Gilles Simon n’a pas vraiment fait une grosse saison, a pas mal déçu en Grand Chelem (à part à l’Open d’Australie), mais ressort avec un bilan sympatoche en Masters 1000, avec notamment une demi à Shangaï, un 1/4 à Miami et des huitièmes à droite à gauche. Gillou a été capable du pire (défaite face à Dustin Brown) comme du meilleur (deux sets pris à un Djoko alors imprenable à l’Open d’Australie), et forcément ses 32 balais et son rôle de père de famille rentre dans la balance de la notation. On a donc fait simple: 35 victoires divisé par 26 défaites = 1,35 donc 13,5. Au suivant.

Un set en plus Gillou et t'aurais passé les 15... Et on sait à quel point ça te tient à coeur

Un set en plus Gillou et tu passais 15/20. Dommage, on sait à quel point ça te tenait à cœur

Richard Gasquet (18ème) 14/20

Il était numéro français, il est passé numéro 4. Il était neuvième mondial, il finit 18ème. 2016 ne sera pas la meilleure saison de la carrière de Richie mais il faut dire qu’il a du composer avec plus de pépins physiques qu’un raisin cette saison. Rageant, quand on sait que le Biterrois a quand même remporté deux titres (meilleur bilan français) et s’est hissé en quart à Roland. Comme chaque année on va donc espérer que Richard ne nous fasse pas une saison 2017 à la Yohann Gourcuff (on exagère), pour que ses revers transpercent le gratin du tennis mondiale de manière continue, pour une fois. Rêver n’a jamais fait de mal à personne.

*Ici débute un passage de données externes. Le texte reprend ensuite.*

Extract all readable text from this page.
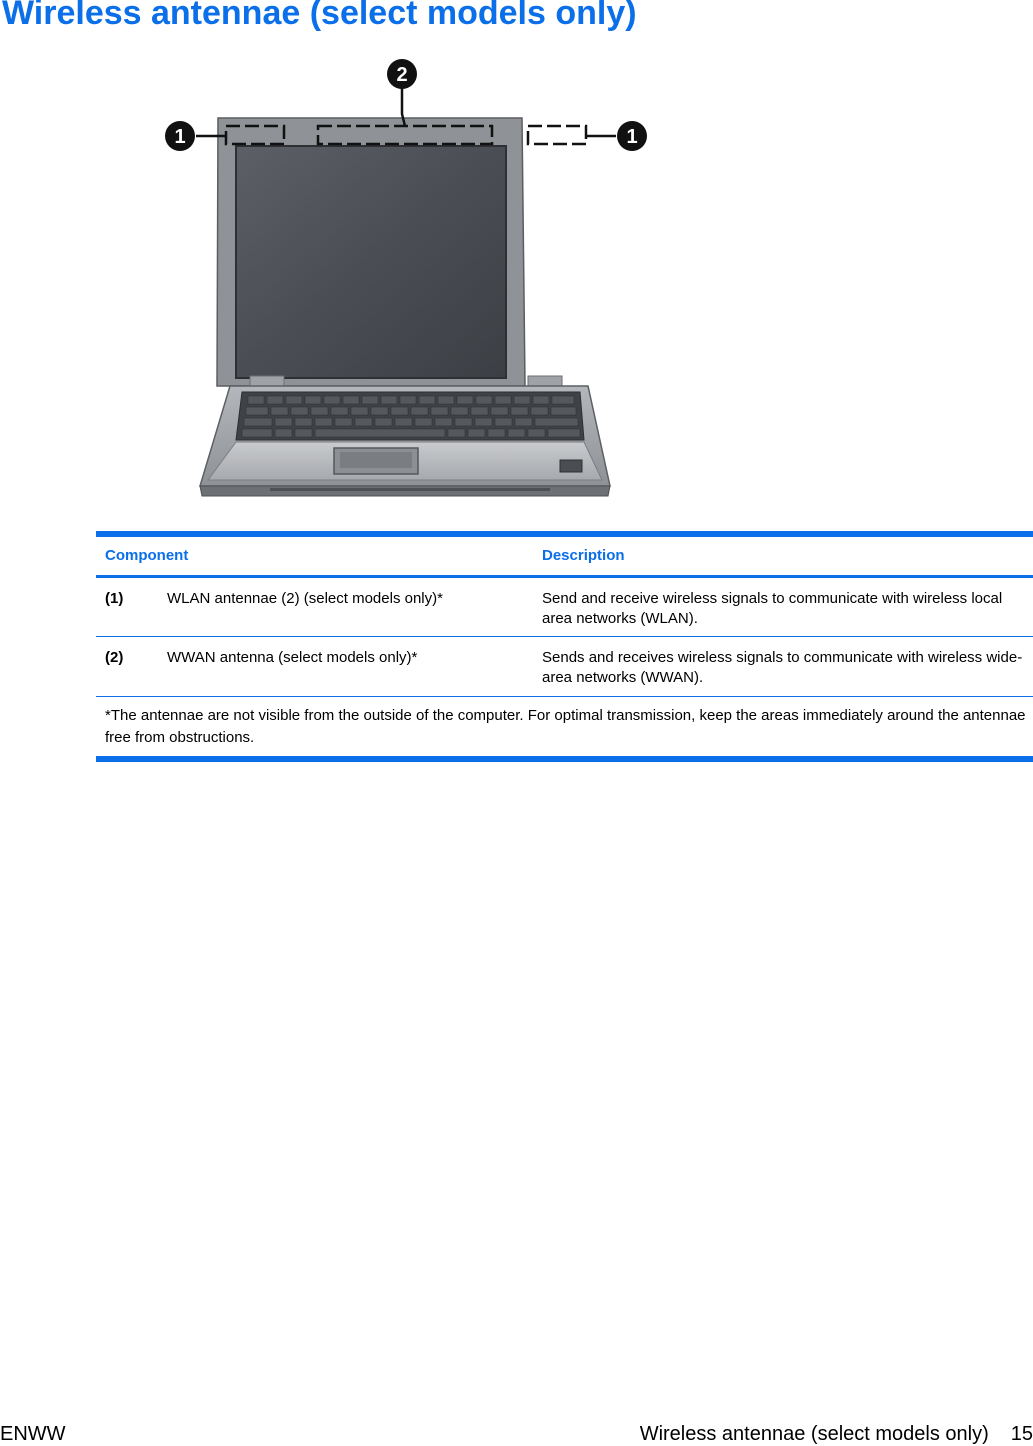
Wireless antennae (select models only)
1
2
1
Component	Description
(1)	WLAN antennae (2) (select models only)*	Send and receive wireless signals to communicate with wireless local area networks (WLAN).
(2)	WWAN antenna (select models only)*	Sends and receives wireless signals to communicate with wireless wide-area networks (WWAN).
*The antennae are not visible from the outside of the computer. For optimal transmission, keep the areas immediately around the antennae free from obstructions.
ENWW	Wireless antennae (select models only) 15
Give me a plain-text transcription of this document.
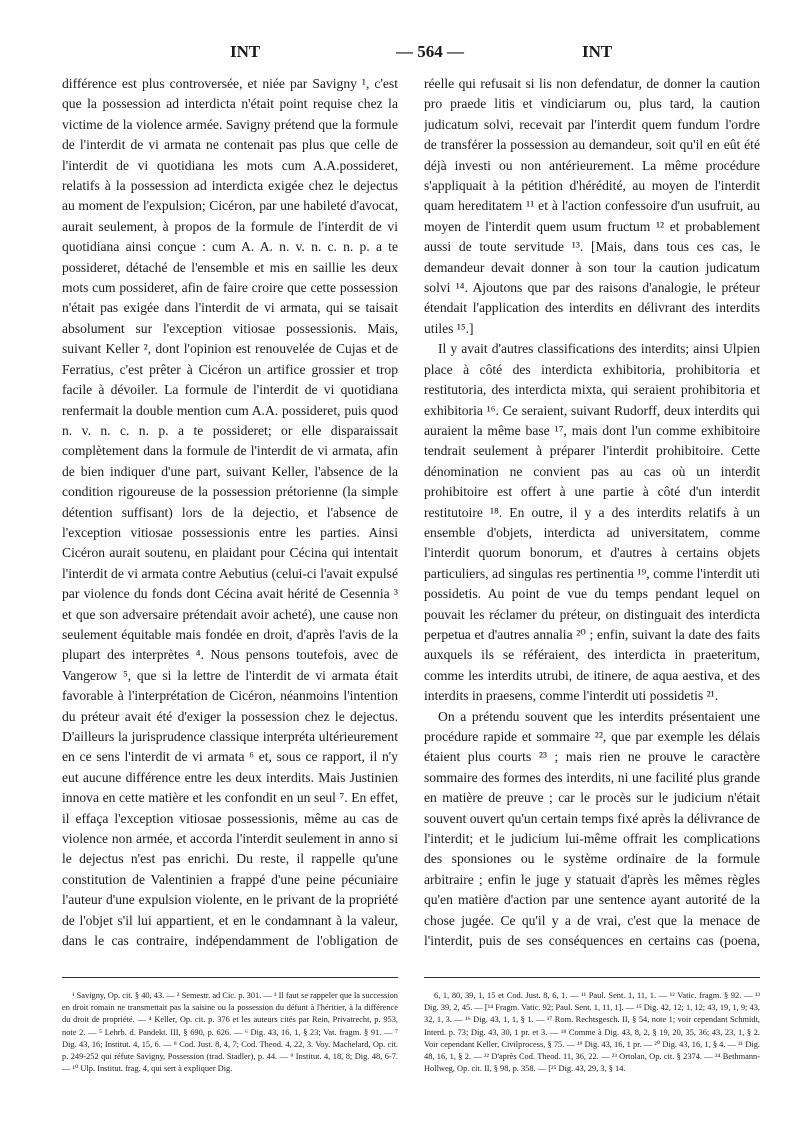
INT	— 564 —	INT

différence est plus controversée, et niée par Savigny ¹, c'est que la possession ad interdicta n'était point requise chez la victime de la violence armée. Savigny prétend que la formule de l'interdit de vi armata ne contenait pas plus que celle de l'interdit de vi quotidiana les mots cum A.A.possideret, relatifs à la possession ad interdicta exigée chez le dejectus au moment de l'expulsion; Cicéron, par une habileté d'avocat, aurait seulement, à propos de la formule de l'interdit de vi quotidiana ainsi conçue : cum A. A. n. v. n. c. n. p. a te possideret, détaché de l'ensemble et mis en saillie les deux mots cum possideret, afin de faire croire que cette possession n'était pas exigée dans l'interdit de vi armata, qui se taisait absolument sur l'exception vitiosae possessionis. Mais, suivant Keller ², dont l'opinion est renouvelée de Cujas et de Ferratius, c'est prêter à Cicéron un artifice grossier et trop facile à dévoiler. La formule de l'interdit de vi quotidiana renfermait la double mention cum A.A. possideret, puis quod n. v. n. c. n. p. a te possideret; or elle disparaissait complètement dans la formule de l'interdit de vi armata, afin de bien indiquer d'une part, suivant Keller, l'absence de la condition rigoureuse de la possession prétorienne (la simple détention suffisant) lors de la dejectio, et l'absence de l'exception vitiosae possessionis entre les parties. Ainsi Cicéron aurait soutenu, en plaidant pour Cécina qui intentait l'interdit de vi armata contre Aebutius (celui-ci l'avait expulsé par violence du fonds dont Cécina avait hérité de Cesennia ³ et que son adversaire prétendait avoir acheté), une cause non seulement équitable mais fondée en droit, d'après l'avis de la plupart des interprètes ⁴. Nous pensons toutefois, avec de Vangerow ⁵, que si la lettre de l'interdit de vi armata était favorable à l'interprétation de Cicéron, néanmoins l'intention du préteur avait été d'exiger la possession chez le dejectus. D'ailleurs la jurisprudence classique interpréta ultérieurement en ce sens l'interdit de vi armata ⁶ et, sous ce rapport, il n'y eut aucune différence entre les deux interdits. Mais Justinien innova en cette matière et les confondit en un seul ⁷. En effet, il effaça l'exception vitiosae possessionis, même au cas de violence non armée, et accorda l'interdit seulement in anno si le dejectus n'est pas enrichi. Du reste, il rappelle qu'une constitution de Valentinien a frappé d'une peine pécuniaire l'auteur d'une expulsion violente, en le privant de la propriété de l'objet s'il lui appartient, et en le condamnant à la valeur, dans le cas contraire, indépendamment de l'obligation de

réelle qui refusait si lis non defendatur, de donner la caution pro praede litis et vindiciarum ou, plus tard, la caution judicatum solvi, recevait par l'interdit quem fundum l'ordre de transférer la possession au demandeur, soit qu'il en eût été déjà investi ou non antérieurement. La même procédure s'appliquait à la pétition d'hérédité, au moyen de l'interdit quam hereditatem ¹¹ et à l'action confessoire d'un usufruit, au moyen de l'interdit quem usum fructum ¹² et probablement aussi de toute servitude ¹³. [Mais, dans tous ces cas, le demandeur devait donner à son tour la caution judicatum solvi ¹⁴. Ajoutons que par des raisons d'analogie, le préteur étendait l'application des interdits en délivrant des interdits utiles ¹⁵.]

Il y avait d'autres classifications des interdits; ainsi Ulpien place à côté des interdicta exhibitoria, prohibitoria et restitutoria, des interdicta mixta, qui seraient prohibitoria et exhibitoria ¹⁶. Ce seraient, suivant Rudorff, deux interdits qui auraient la même base ¹⁷, mais dont l'un comme exhibitoire tendrait seulement à préparer l'interdit prohibitoire. Cette dénomination ne convient pas au cas où un interdit prohibitoire est offert à une partie à côté d'un interdit restitutoire ¹⁸. En outre, il y a des interdits relatifs à un ensemble d'objets, interdicta ad universitatem, comme l'interdit quorum bonorum, et d'autres à certains objets particuliers, ad singulas res pertinentia ¹⁹, comme l'interdit uti possidetis. Au point de vue du temps pendant lequel on pouvait les réclamer du préteur, on distinguait des interdicta perpetua et d'autres annalia ²⁰ ; enfin, suivant la date des faits auxquels ils se référaient, des interdicta in praeteritum, comme les interdits utrubi, de itinere, de aqua aestiva, et des interdits in praesens, comme l'interdit uti possidetis ²¹.

On a prétendu souvent que les interdits présentaient une procédure rapide et sommaire ²², que par exemple les délais étaient plus courts ²³ ; mais rien ne prouve le caractère sommaire des formes des interdits, ni une facilité plus grande en matière de preuve ; car le procès sur le judicium n'était souvent ouvert qu'un certain temps fixé après la délivrance de l'interdit; et le judicium lui-même offrait les complications des sponsiones ou le système ordinaire de la formule arbitraire ; enfin le juge y statuait d'après les mêmes règles qu'en matière d'action par une sentence ayant autorité de la chose jugée. Ce qu'il y a de vrai, c'est que la menace de l'interdit, puis de ses conséquences en certains cas (poena,

¹ Savigny, Op. cit. § 40, 43. — ² Semestr. ad Cic. p. 301. — ³ Il faut se rappeler que la succession en droit romain ne transmettait pas la saisine ou la possession du défunt à l'héritier, à la différence du droit de propriété. — ⁴ Keller, Op. cit. p. 376 et les auteurs cités par Rein, Privatrecht, p. 953, note 2. — ⁵ Lehrb. d. Pandekt. III, § 690, p. 626. — ⁶ Dig. 43, 16, 1, § 23; Vat. fragm. § 91. — ⁷ Dig. 43, 16; Institut. 4, 15, 6. — ⁸ Cod. Just. 8, 4, 7; Cod. Theod. 4, 22, 3. Voy. Machelard, Op. cit. p. 249-252 qui réfute Savigny, Possession (trad. Stadler), p. 44. — ⁹ Institut. 4, 18, 8; Dig. 48, 6-7. — ¹⁰ Ulp. Institut. frag. 4, qui sert à expliquer Dig.

6, 1, 80, 39, 1, 15 et Cod. Just. 8, 6, 1. — ¹¹ Paul. Sent. 1, 11, 1. — ¹² Vatic. fragm. § 92. — ¹³ Dig. 39, 2, 45. — [¹⁴ Fragm. Vatic. 92; Paul. Sent. 1, 11, 1]. — ¹⁵ Dig. 42, 12; 1, 12; 43, 19, 1, 9; 43, 32, 1, 3. — ¹⁶ Dig. 43, 1, 1, § 1. — ¹⁷ Rom. Rechtsgesch. II, § 54, note 1; voir cependant Schmidt, Interd. p. 73; Dig. 43, 30, 1 pr. et 3. — ¹⁸ Comme à Dig. 43, 8, 2, § 19, 20, 35, 36; 43, 23, 1, § 2. Voir cependant Keller, Civilprocess, § 75. — ¹⁹ Dig. 43, 16, 1 pr. — ²⁰ Dig. 43, 16, 1, § 4. — ²¹ Dig. 48, 16, 1, § 2. — ²² D'après Cod. Theod. 11, 36, 22. — ²³ Ortolan, Op. cit. § 2374. — ²⁴ Bethmann-Hollweg, Op. cit. II, § 98, p. 358. — [²⁵ Dig. 43, 29, 3, § 14.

Un titre en plus pour Richie à Anvers... En même temps personne ne voudrait d'un tel cageot dans son armoire à trophée

14ème trophées pour Richie, à Anvers… Pas sûr toutefois que les joueurs se soient battus pour avoir une telle horreur dans leur armoire à trophée

Lucas Pouille (15ème) 17/20

Alors qu’on commençait sérieusement à se poser des questions sur la relève des Quatre Mousquetaires à la tête du tennis français, Lucas Pouille nous a sorti une saison XXL pour nous prouver que finalement, la réponse était sous nos yeux. Fort d’une préparation hivernale intense, sous forte chaleur dans le but de concurrencer physiquement les meilleurs, Lucas Pouille nous a offert des performances de grand calibre pour s’adjuger le meilleur tableau de chasse du tennis français cette saison. En point d’orgue, sa victoire en cinq sets face à Monsieur Rafael Nadal à l’US Open (performance physique équivalente à 40 épreuves de Koh Lanta enchaînées) qui en a scotché plus d’un et a nourri beaucoup d’espoirs pour l’avenir du tennis français. Parti 78ème mondial, le voilà 15ème, juste devant un certains Roger Federer, dont la saison s’est cependant arrêtée après Wimbledon. Mais à 22 ans, être devant un demi-Roger… c’est franchement pas mal.

Lucas Pouille alias le David Guetta du tennis français

Lucas Pouille, le nouveau David Guetta du tennis français

Jo Wilfried Tsonga (12ème) 12/20

Dans la série « je finis ma 138ème saison frustrée parce que j’ai été blessé », Jo-Wilfried Tsonga est décidément au coude à coude avec Richard Gasquet. Avec seulement 16 tournois disputés, JWT n’a encore une fois pas pu défendre pleinement son statut. Ses quarts à Wim’ et l’Us Open ainsi que sa demi à Monte Carlo et sa finale à Vienne… viennent (lol) sauver une saison qui l’aura vu sortir du Top 10 et ne pas gagner le moindre de tournoi à l’arrivée pour la première fois depuis 2010. Pas de quoi s’inquiéter cependant, Jo Wil’ survive, il faut juste que pour une fois son corps lui foute la paix pour un an. Bonne année, bonne santé.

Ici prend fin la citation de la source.